Car les blancs ont tout fait pour inculquer aux noirs le sentiment de ce
qu´ils sont étrangers dans leur propre pays natal, qu´ils étaient tout juste
tolérés sur la terre de leurs ancêtres, qu´ils jouissaient tout simplement
d´une certaine gratification ou de faveur et rien de plus. Mandela a payé
ce combat de 27 ans d´emprisonnement. En effet, après avoir été libéré le 11
février 1990, Madiba, de son nom clanique qui est une marque
d´honneur, de prestige et de félicité à sa personne, a fait appel à tous ses
ennemis ainsi que ses anciens oppresseurs pour former un véritable gouvernement
de réconciliation nationale lorsqu´il est devenu, en 1994, le premier président
noir de l´Afrique du Sud, ce fut ce jour là qu´il a, pour la première fois, voté
de toute sa vie depuis 76 ans.
Nelson Mandela reste un mythe et un nom susceptible de faire trembler
tout système d´oppression et d´inégalité sociale parmi les hommes quel qu´il
soit, d´où qu´il vienne. Il est l´homme que le système d´apartheid a failli
anéantir, mais heureusement aussi, sans lequel l´Afrique du Sud serait jusqu´à
présent assujettie à ce système raciste, inhumain, discriminatoire et cruel.

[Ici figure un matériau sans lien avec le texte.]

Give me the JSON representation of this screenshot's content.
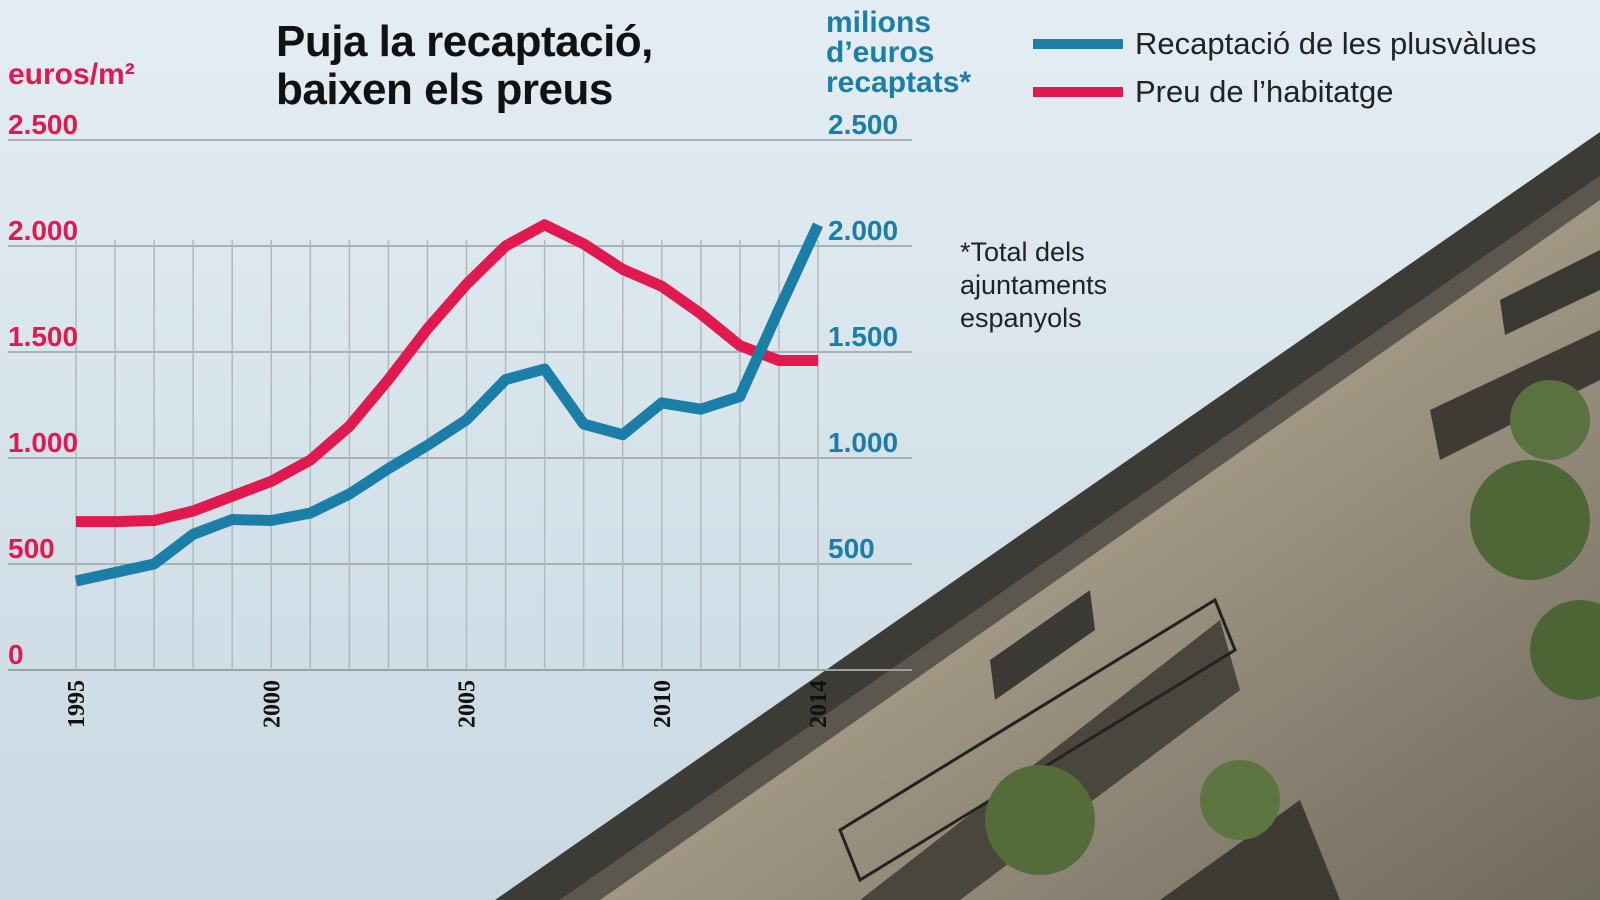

L´homme dans sa simplicité et ses convictions
Prix Nobel de la Paix de 1994 qu´il a lui-même décidé de partager avec
l´un de ses plus grands ennemis, Frederik De Klerk, Mandela a, durant toutes
ses années d´incarcération pour des raisons politiques, demeuré un homme
intègre, cohérent, rationnel et méticuleux, un homme de conviction, mais
surtout un homme courageux. Un homme d´une bonté extraordinaire selon ce
témoignage de Eddie Daniels:
« Messieur Mandela est un
homme bon. Il peut marcher avec des rois aussi bien qu´avec des
mendiants. Je veux dire au président P.W. Botha, s´il arrive à converser avec
Nelson Mandela, qu´il conversera avec un homme modéré, pas avec un homme
violent – un des hommes les plus bons, honnêtes et amants de la paix que je
connaisse. Messieur Mandela a utilisé la violence, comme moi, non pas parce que
je voulais, mais parce que les lois du pays me l´ont obligé (BENSON, 1986, p.
17) ».
En lui, nous entrevoyons à la fois un homme qui cherche pacifiquement la
paix, la liberté et l´égalité entre les hommes, mais qui est aussi prêt à
prendre les armes, s´il le faut, afin de les obtenir. Voilà pourquoi il a opté,
dans son combat contre l´apartheid, pour la lutte armée, la désobéissance
civile, jusqu´à ce qu´enfin un issu soit trouvé pour sortir le pays de ce
système d´oppresion imposée depuis plus de trois siècles par la minorité
blanche ne représentant à l´époque que 20% de la population. Il est transigeant
et exigeant, mais pas trop radical et fait toujours preuve d´un très bon
communicateur, en même temps qu´il se montre très ouvert au dialogue. Il est à
la fois un paysan, un aristocrate et un démocrate. En lui, il n´y a aucune
trace d´amertume ni de haine contre ses boureaux et ses oppresseurs malgré tout
ce qu´ils l´ont fait endurer, car son combat fut contre le système d´apartheid,
et non contre qui que ce soit.
Condamné aux travaux forcés à perpétuité pour tahison le 11 juin 1964
suite au procès de Rivônia, Mandela avant et après sa libération, a demeuré et
demeure encore un homme très fort politiquement, mais tout en ayant conservé
toute son humilité. Très aimé en Afrique du Sud, Mandela a fait de la lutte sa
vie, sa passion et son destin. Et comme il l´avait dit lui-même, il était prêt
à mourir pour la défense de la liberté et les droits de l´homme en Afrique du
Sud et ce, sans condition aucune. Sa femme, Winnie Mandela ,dont il se séparait
pour vivre dans la clandestinité, lui disait:
« En t´épousant je sais que
j´ai épousé la lutte. » Et voilà ce
qu´il a lui-même dit durant sa longue période de vie clandestine: « Je
fus obligé de me séparer de ma chère épouse, de mes enfants, de ma mère et de
mes soeurs, pour vivre comme un marginal dans mon propre pays. J´ai du
abandonner ma profession, vivre dans la pauvreté et dans la misère, comme le
font beaucoup de mon peuple... La lutte c´est ma vie. (MANDELA, 1988, p.
24).»
Il est difficile, par ailleurs, d´entrevoir chez Mandela l´attitude d´un
homme qui se cache derrière l´intérêt collectif, comme le font le plus souvent
beaucoup d´hommes politiques contemporains d´aujourd´hui, afin de mieux gagner
ses propres intérêts individuels mesquins. Rare est un homme qui agisse de la
sorte. L´un des actes surprenants qu´il a posés à cet effet fut la réduction de
son salaire de président qu´il a estimé être trop élevé alors que c´est ce que
gagnaient ses prédecesseurs et même plus.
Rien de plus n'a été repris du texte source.